Ama iş benim aileme gelince tüm düşünce ve bilimsel veriler
bir anda iç içe geçiyor ve kedi düğümü gibi karmakarışık hale geliyor. Bizim
ailede yani anne ve baba tarafımdaki tüm nüfusun toplamında (ki buna gelin ve
damatlarda dahil, sanırım üzüm üzüme baka baka karartmışız hepsini) bir elin
parmaklarını geçmeyecek kadar ‘normal kiloda’ insan var. Benimki artık genetik
kilo değil, geleneksel şişmanlık statüsünü aldı. Kimi suçlayacağımı şaşırdım.
Bugün
halam ve kuzenlerimle toplandık yüzdük eğlendik ee biraz soluklanalım dedik ve bir
cafeye girdik, oturduk konu yemek, kalkacağız konu yemek. Yalnız belirtmemde
fayda var, gitme sebebimiz yemek yemek bile değildi, bir çay içip kalkacaktık
sözde ama toplanan grup üyeleri bizimkiler olunca işler değişti elbette,
hamburger gözleme, muhallebiye kadar geniş bir skalada sürüklendik. Halam
anlatıyor ‘Bunlarla bir yere gidiyorum yemeğe, rezil oluyorum, yahu bir insan
garsona sizdeki en büyük porsiyon nedir diye sorar mı? Restoranı toptan
yiyecekler sanki.’ Bizi kuzenlerle bir gülme tutuyor ki sebebi açık, baya
benziyoruz birbirimize. ‘Ya geçen tavacıya gittik artık nasıl bir sipariş
verdikse garson 4 kişilik servis açtı, dedik abi biz iki kişiyiz sadece, ama
yemekler baya güzeldi bir gün beraber gidelim.’ Tatlısı ayrı konu başlığı, eti
makarnası ayrı, en son sushi muhabbetinde halam isyan etti ‘Doyuramıyoruz
bunları, sonumuz hayrolsun!’. Ben tutamıyorum kendimi ‘Yahu ben onların
yaşındayken çikolata yemekten bayılmıştım birgün, artık şekerim mi çıktı
tansiyonum mu sıyırdı bilmiyorum.’ Bu laftan sonra başladık yarışmaya kim en
çok çikolatayı, dondurmayı ve hamburgeri yemiş, en güzel nerede ne yenirmiş vs.
Valla yeni nesil çok acımasız, sınır yok hem yemekte hem de yemek çeşidinde,
anlaşılan ailemizin şanı daha uzun yıllar devam edecek sayemizde. Bu arada
grubun içinde biri eski olmak üzere iki basketçi, bir futbolcu ve daimi spor
yapan iki kişi var, egzersizin gözünü seveyim o da olmasa dağlara taşlara
sığamayacakmışız mazallah.

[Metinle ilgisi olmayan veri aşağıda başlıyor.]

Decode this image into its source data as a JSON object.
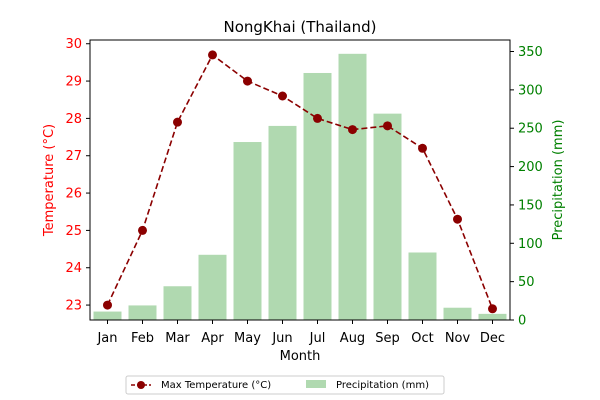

Yemek yemeyi hatta konuşmayı bile çok seven bu
ailede ne mi olur dersiniz; efendim genelde anneler çocuklarını götürdükleri
diyetisyenleri, doktorları hatta kendi üzerlerinde denedikleri kozmetik
müdehaleleri paylaşır, çözüm arar, çoğunlukla bulamaz ve sonunda ‘Amannn ne
haliniz varsa görün’ durumunda ipleri salar. İpleri salınmış bu yavrucaklarda
kıtlık bilinci ile 4 porsiyon mantı, 1kg profiterol, 2set menu hamburger gibi
müesseseleri şaşırtan siparişlere imza atar. Eee sen adamın 16 yıl boyunca
yediklerinin kalorisinı hesaplar her gece yatmadan başucuna koyar, masada
yemeklere en uzak köşeye oturtup tatlıyı iki ayda bir verirsen sonunda o da
acısını çıkartmak için, kendi artı geçmişi artı geleceği olmak üzere 3 kişilik
yemeğe başlar. Bu kısır döngüde annemin isyanı geldi gözümün önüne; elinde
gazabımızdan kurtulamamış boş kurabiye kutusunu sallayarak ‘Kardeşim sizin
ortanız yok ki, kısmayınca coşuyoruzsunuz kısınca da sonra acısını
çıkartıyorsunuz, ben napiyim şimdi siz söyleyin yapıcam söz, hadi söyleyin
bana!!!!’.
Not: Sabah koşuya başlama kararı aldık geceden,
pazar alınmış pazartesi rejimine dönmeme umuduyla kapayacağım gözlerimi, 7 gün
az bir zaman değil bir de bünyeyi alıştırırsak artık düzenli spora işte o zaman
tatil dönüşü tam bir geri dönüş yaşanır. Tabana kuvvet.